# Bitmuster Puzzel



## doelckenbeck (4 August 2010)

Hallo, ich habe folgendes Problem:

Ich habe ein Bitmuster, welches in ein anderes umgeformt werden soll. Hier mal ein Beispiel:

vorhandenes Bitmuster

16#00050317

erfordertes Bitmuster

16#AC40000000000000

Ich möchte hier nicht sämtliche Bits aufführen, weil das doch etwas lang würde.
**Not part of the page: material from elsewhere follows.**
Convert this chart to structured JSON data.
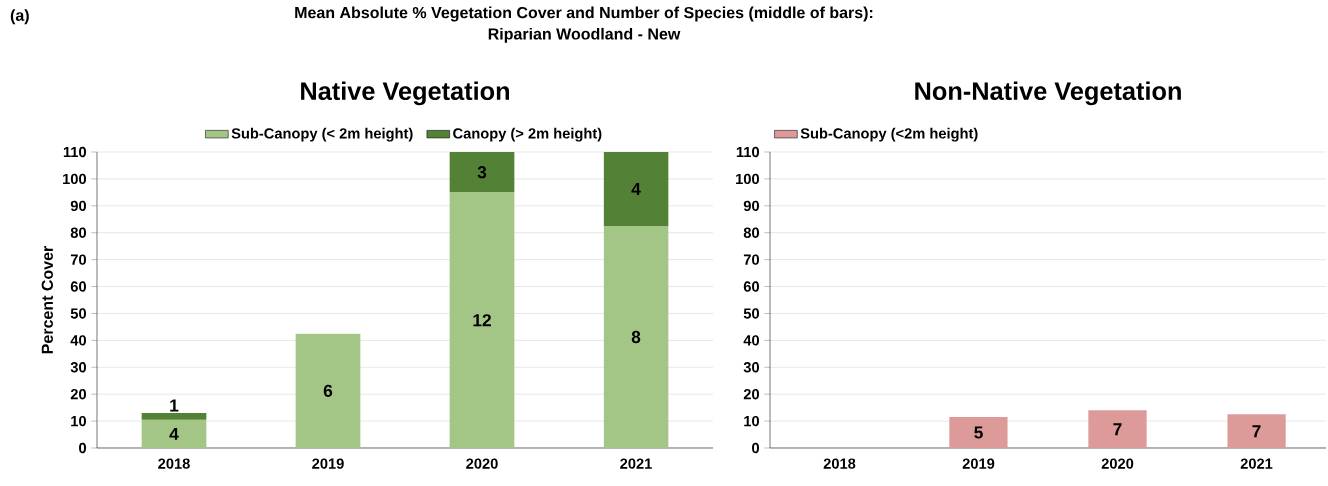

Zur Erklärung: A= 1010 usw.

Ich programmiere in Strukturiertem Text und würde gerne wissen, ob es hierbei die Möglichkeit gibt, in dieser Struktur, wie sie oben zu sehen ist, einzelne Bits zu schieben, zu entfernen oder hinzuzufügen, oder ob man sich aus den einzelnen Speicherbereichen ein neues Muster zusammenfummeln kann.
Ein Vorgehensweise wäre auch sehr hilfreich...


----------



## vierlagig (4 August 2010)

nach welcher vorschrift wird aus 16#50317 ein 16#AC40000000000000


----------



## doelckenbeck (4 August 2010)

Achso, hätte ich wohl dazuschreiben sollen!

Struktur der Bit-Konstanten
Bit 26 - 25 bestimmen die PDO-ID
Bit 19 - 17 bestimmen den Bitmuster-Typ
Bit 11 - 9 bestimmen die ID innerhalb Typ 0
Bit 5 - 1 bestimmen gesetztes Bit innerhalb von "Digital-Infos" (z.B. XX..XX00011 = 3 setzt Bit 35, weil Bit 33 das erste der Digital-Infos ist, in diesem Fall setzt #17 das 55. Bit)

Das wäre die Vorschrift für 16#00050317, wobei das Byte ganz links und damit die PDO- ID wegfällt.



Struktur des Bitmusters
Bit 64 - 62 definieren den Bitmuster- Typ
Bit 61 - 59 definieren die IDs innerhalb diesen Typs
Bit 58 - 33 definieren 26 Digital-Infos
Bit 32 - 17 und 16 - 1 definieren 2 Analog-Infos (-10000 bis 10000 bzw. -32768 bis 32768 )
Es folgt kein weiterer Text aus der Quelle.